If you were looking for a textbook case of debilitating inner conflict, look no further than Marco Richards. It was not a coincidence that he bared a great resemblance to racist-shamed comedic actor, Michael Richards, famously known for his role of Kramer, in the widely popular NBC sit-com Seinfeld, lesser known for his role as a cast member in the comedy troupe on the ABC show, Fridays. A reasonable side note: people ought to look into this thing called grooming with a comb or pick. As slovenly as Marco’s hairstyle was, this was not even close to his “fatal flaw”.
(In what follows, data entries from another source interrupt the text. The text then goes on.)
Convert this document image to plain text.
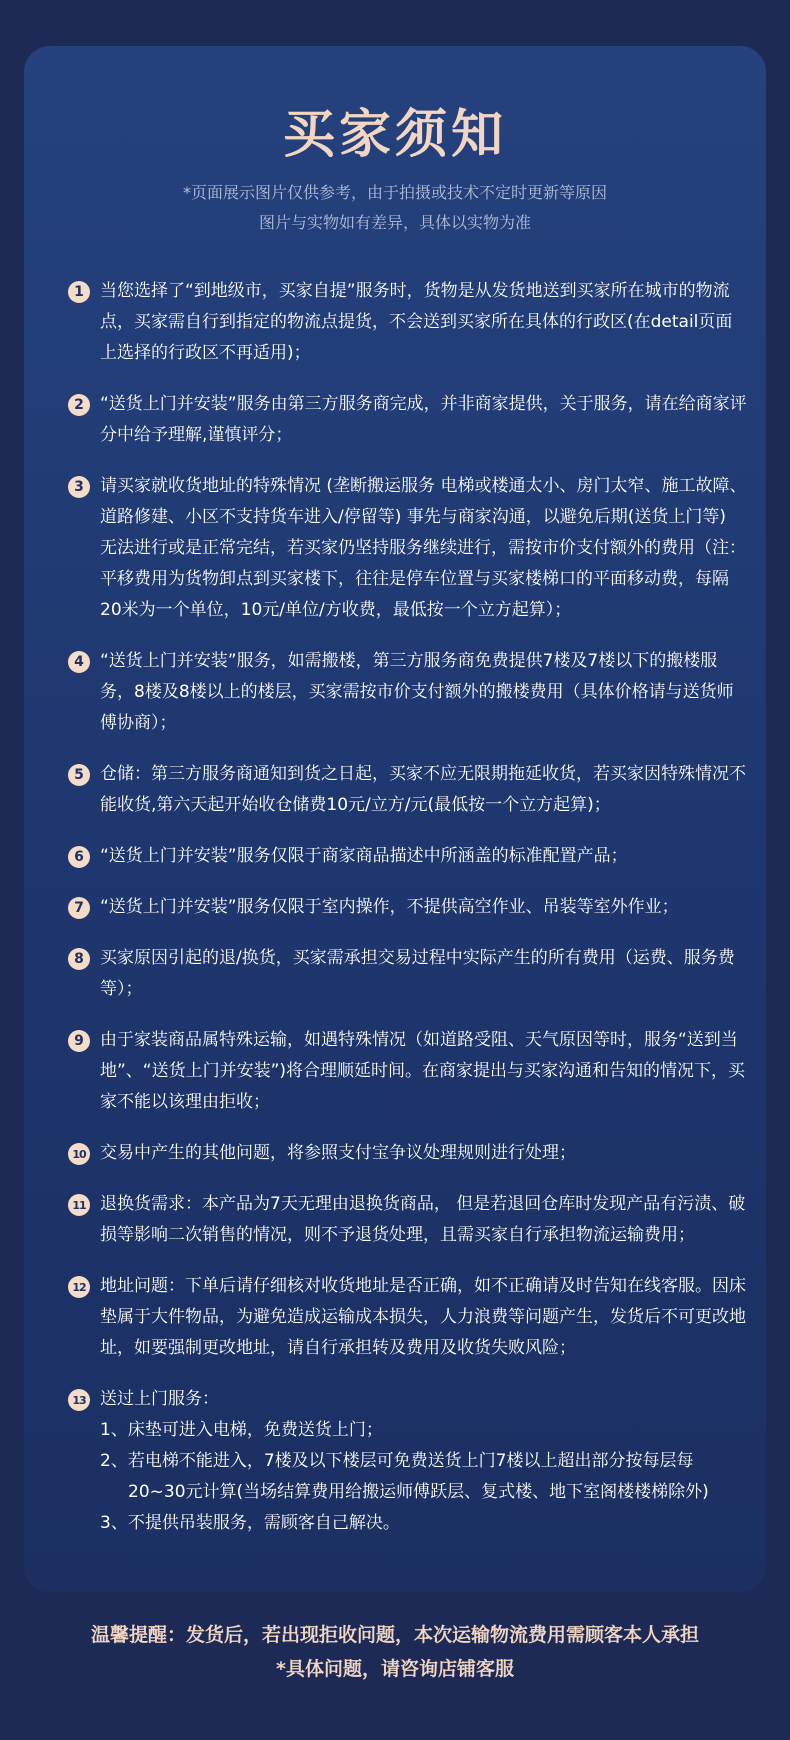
买家须知
*页面展示图片仅供参考，由于拍摄或技术不定时更新等原因
图片与实物如有差异，具体以实物为准
1 当您选择了“到地级市，买家自提”服务时，货物是从发货地送到买家所在城市的物流点，买家需自行到指定的物流点提货，不会送到买家所在具体的行政区(在detail页面上选择的行政区不再适用)；
2 “送货上门并安装”服务由第三方服务商完成，并非商家提供，关于服务，请在给商家评分中给予理解,谨慎评分；
3 请买家就收货地址的特殊情况 (垄断搬运服务 电梯或楼通太小、房门太窄、施工故障、道路修建、小区不支持货车进入/停留等) 事先与商家沟通，以避免后期(送货上门等) 无法进行或是正常完结，若买家仍坚持服务继续进行，需按市价支付额外的费用（注：平移费用为货物卸点到买家楼下，往往是停车位置与买家楼梯口的平面移动费，每隔20米为一个单位，10元/单位/方收费，最低按一个立方起算）；
4 “送货上门并安装”服务，如需搬楼，第三方服务商免费提供7楼及7楼以下的搬楼服务，8楼及8楼以上的楼层，买家需按市价支付额外的搬楼费用（具体价格请与送货师傅协商）；
5 仓储：第三方服务商通知到货之日起，买家不应无限期拖延收货，若买家因特殊情况不能收货,第六天起开始收仓储费10元/立方/元(最低按一个立方起算)；
6 “送货上门并安装”服务仅限于商家商品描述中所涵盖的标准配置产品；
7 “送货上门并安装”服务仅限于室内操作，不提供高空作业、吊装等室外作业；
8 买家原因引起的退/换货，买家需承担交易过程中实际产生的所有费用（运费、服务费等）；
9 由于家装商品属特殊运输，如遇特殊情况（如道路受阻、天气原因等时，服务“送到当地”、“送货上门并安装”)将合理顺延时间。在商家提出与买家沟通和告知的情况下，买家不能以该理由拒收；
10 交易中产生的其他问题，将参照支付宝争议处理规则进行处理；
11 退换货需求：本产品为7天无理由退换货商品， 但是若退回仓库时发现产品有污渍、破损等影响二次销售的情况，则不予退货处理，且需买家自行承担物流运输费用；
12 地址问题：下单后请仔细核对收货地址是否正确，如不正确请及时告知在线客服。因床垫属于大件物品，为避免造成运输成本损失，人力浪费等问题产生，发货后不可更改地址，如要强制更改地址，请自行承担转及费用及收货失败风险；
13 送过上门服务：
1、床垫可进入电梯，免费送货上门；
2、若电梯不能进入，7楼及以下楼层可免费送货上门7楼以上超出部分按每层每
20~30元计算(当场结算费用给搬运师傅跃层、复式楼、地下室阁楼楼梯除外)
3、不提供吊装服务，需顾客自己解决。
温馨提醒：发货后，若出现拒收问题，本次运输物流费用需顾客本人承担
*具体问题，请咨询店铺客服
If only he could have tamed his stupid pride or whatever it was that prevented him from success. He could have been a legend. But no, he could not control his facial expression when confronted by a scent he found questionable, like a misplaced garlic burp. By questionable, I mean rank and foul. At first, he wasn’t even aware of what his face was doing in the presence of malodorous environments. Someone had to tell him. His face crinkled up and he closed his eyes tight. Then he would hold his breath in the most obvious way, until his face turned bright red. On the hottest day of summer, a sweaty garbage truck drove by. Marco took a deep inadvertent whiff, and his face was permanently scarred with the dreaded stink face. It’s hard to get a job looking like that.